Review: Tesseract (Jacksons Lane)

Nacho Flores brings his unique balancing act to the London International Mime Festival

Tesseract
Nacho Flores in Tesseract
© Erik Damiano

If VU is about a man making a cup of tea, then Tesseract, another show in the 2018 London International Mime Festival, starts with something equally mundane – a man trying to water a plant. In this case, the only thing getting in the man’s way is that the plant is precariously balanced on a tall column of identically sized cubes, and the only way to reach it is, as you may have guessed, to climb a series of gradually ascending similarly sized cube towers.

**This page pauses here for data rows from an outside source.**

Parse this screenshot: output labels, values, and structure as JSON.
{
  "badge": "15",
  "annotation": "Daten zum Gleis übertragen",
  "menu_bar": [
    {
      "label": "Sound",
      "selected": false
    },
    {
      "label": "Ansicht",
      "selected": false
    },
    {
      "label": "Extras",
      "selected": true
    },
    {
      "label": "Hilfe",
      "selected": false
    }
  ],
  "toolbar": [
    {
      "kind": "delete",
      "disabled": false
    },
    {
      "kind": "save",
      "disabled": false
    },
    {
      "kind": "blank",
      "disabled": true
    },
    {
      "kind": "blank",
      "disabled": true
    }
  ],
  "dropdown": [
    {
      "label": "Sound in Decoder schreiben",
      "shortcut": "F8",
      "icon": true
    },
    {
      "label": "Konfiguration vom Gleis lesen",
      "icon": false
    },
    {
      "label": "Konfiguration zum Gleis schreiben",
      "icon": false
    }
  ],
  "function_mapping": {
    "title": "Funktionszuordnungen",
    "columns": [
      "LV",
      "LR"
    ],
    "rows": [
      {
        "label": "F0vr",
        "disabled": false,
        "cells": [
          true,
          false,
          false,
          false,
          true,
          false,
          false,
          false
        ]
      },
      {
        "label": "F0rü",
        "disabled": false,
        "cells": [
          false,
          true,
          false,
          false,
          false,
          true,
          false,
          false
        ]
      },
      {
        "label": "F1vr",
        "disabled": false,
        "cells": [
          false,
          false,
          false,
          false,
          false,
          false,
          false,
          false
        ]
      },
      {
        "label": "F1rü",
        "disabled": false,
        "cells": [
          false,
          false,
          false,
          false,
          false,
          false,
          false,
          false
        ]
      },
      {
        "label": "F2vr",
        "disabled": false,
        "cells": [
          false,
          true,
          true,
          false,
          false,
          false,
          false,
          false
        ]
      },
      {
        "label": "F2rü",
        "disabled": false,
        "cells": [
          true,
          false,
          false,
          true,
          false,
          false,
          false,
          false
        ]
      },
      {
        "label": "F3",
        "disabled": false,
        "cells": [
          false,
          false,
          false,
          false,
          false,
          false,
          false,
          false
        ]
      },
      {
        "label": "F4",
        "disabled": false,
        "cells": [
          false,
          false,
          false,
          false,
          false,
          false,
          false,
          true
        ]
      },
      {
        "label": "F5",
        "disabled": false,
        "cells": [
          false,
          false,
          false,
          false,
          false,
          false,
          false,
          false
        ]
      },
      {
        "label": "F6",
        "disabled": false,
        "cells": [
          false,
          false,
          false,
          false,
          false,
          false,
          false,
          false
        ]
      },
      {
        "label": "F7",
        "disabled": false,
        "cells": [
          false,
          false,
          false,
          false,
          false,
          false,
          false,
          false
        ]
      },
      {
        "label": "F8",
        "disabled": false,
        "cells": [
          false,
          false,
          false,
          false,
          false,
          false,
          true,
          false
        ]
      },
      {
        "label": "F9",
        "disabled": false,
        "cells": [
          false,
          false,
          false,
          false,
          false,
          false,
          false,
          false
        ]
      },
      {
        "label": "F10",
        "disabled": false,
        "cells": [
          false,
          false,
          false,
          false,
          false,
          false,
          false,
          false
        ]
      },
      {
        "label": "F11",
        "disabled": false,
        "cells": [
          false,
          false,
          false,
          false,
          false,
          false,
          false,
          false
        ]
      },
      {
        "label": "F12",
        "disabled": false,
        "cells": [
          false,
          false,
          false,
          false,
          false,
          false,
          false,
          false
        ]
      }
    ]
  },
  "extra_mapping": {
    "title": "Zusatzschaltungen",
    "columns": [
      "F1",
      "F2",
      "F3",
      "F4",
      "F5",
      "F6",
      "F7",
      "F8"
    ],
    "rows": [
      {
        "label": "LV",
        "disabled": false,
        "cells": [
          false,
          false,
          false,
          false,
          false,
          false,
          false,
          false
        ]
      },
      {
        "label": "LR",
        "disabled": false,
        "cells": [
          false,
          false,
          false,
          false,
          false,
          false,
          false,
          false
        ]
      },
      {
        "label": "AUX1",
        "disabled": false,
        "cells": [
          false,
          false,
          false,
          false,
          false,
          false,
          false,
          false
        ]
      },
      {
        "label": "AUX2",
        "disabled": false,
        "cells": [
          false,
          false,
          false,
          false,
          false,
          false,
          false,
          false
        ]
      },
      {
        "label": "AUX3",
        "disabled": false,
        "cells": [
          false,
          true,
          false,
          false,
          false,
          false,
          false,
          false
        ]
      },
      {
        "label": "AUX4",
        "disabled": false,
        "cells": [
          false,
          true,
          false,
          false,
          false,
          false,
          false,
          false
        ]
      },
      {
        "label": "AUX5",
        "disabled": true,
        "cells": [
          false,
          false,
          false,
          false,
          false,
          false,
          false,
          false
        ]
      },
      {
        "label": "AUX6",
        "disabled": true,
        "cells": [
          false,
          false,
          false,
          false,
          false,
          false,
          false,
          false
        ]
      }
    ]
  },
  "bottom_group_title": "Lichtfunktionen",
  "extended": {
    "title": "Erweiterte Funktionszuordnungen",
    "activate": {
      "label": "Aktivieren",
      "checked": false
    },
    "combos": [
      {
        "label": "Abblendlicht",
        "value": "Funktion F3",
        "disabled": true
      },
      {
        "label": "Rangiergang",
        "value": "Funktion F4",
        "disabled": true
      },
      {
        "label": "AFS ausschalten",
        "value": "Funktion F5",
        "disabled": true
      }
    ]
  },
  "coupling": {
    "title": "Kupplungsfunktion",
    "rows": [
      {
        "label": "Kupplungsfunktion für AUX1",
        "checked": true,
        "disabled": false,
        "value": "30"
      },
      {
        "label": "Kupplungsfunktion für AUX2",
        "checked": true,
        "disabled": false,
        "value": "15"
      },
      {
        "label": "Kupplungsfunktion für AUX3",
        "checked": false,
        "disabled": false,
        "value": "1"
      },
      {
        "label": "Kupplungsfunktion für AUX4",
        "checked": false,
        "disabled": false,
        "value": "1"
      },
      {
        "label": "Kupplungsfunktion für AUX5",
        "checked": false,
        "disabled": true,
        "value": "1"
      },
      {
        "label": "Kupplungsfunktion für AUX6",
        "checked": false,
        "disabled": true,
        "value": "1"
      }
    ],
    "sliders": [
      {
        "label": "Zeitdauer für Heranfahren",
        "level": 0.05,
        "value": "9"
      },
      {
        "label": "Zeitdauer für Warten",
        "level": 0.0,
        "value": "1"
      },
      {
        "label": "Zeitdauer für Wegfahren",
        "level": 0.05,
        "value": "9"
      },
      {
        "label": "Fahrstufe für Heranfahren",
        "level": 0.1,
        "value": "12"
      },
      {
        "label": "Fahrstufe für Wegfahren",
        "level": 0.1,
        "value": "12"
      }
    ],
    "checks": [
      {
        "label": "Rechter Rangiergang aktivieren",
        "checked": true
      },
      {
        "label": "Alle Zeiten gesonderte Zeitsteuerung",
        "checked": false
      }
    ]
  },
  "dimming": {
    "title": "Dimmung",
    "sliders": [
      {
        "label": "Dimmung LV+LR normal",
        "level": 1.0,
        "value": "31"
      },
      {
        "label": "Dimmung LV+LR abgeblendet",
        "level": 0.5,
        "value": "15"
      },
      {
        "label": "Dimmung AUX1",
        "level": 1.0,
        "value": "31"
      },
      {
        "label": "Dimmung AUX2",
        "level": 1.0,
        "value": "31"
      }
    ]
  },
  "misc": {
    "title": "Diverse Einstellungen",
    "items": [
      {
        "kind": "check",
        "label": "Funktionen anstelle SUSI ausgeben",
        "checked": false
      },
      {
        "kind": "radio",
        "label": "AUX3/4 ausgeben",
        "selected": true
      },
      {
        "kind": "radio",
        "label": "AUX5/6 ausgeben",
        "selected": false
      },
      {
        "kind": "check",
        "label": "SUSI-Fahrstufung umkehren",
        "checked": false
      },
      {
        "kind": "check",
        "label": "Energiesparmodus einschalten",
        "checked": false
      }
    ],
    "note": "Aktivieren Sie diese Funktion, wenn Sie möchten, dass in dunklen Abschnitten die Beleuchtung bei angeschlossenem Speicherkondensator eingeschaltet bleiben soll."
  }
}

We watch, rapt – it's like human-sized Jenga except with an actual human on top of the Jenga tower. Performer Nacho Flores wobbles, he jumps, he shuffles, edging his way up to the plant pot. It’s nothing short of mesmeric. Then, with a flourish, he succeeds, and the moment has passed.

From there, the circus performer, communicating only in grunts and shouts, divides his show up into different skits, each conducted with a different number of blocks, in a different part of the stage at Jackson's Lane. It all feels fresh, new and innovative, an original discipline never conducted by a circus performer. Some of these skits have wooden puppets, others only a solitary column of cubes. But more and more the stage becomes flooded by these wooden objects – perfectly symmetrical, yet littered anarchically across the performance space. A perfect blend of structure and chaos.

The experience is aided by some superb musical accompaniment provided by Alessandro Angius, a coarse, drum-infused rhythm that eventually gives way to a more serene, Led Zep-inspired series or melodies. Thomas Bourreau and Julie Daramon's lighting, particularly a few sidelights are equally atmospheric.

The problem is, Flores unbalances his own show by performing his best trick first. One sequence, with the small cube puppet, never really clicks. After the elaborate success of the plant watering, the remaining numbers never live up to the same scale or excitement. In proving to us from the off that he has mastered his own sense of balance, nothing ever really compares: it's like trying to open a performance of Wicked with a rendition of "Defying Gravity" – putting your showstopper in the first ten minutes.

This issue ripples through the remainder of the show's sequences – each, in isolation, impressive, but never building to a full-blown success. For a piece so dependent on allowing blocks to stack on each other, the lack of a justified crescendo feels underwhelming. The structure never feels tight. A superb display of talent, for sure, but somehow upended.

Tesseract runs at Jacksons Lane until 28 January.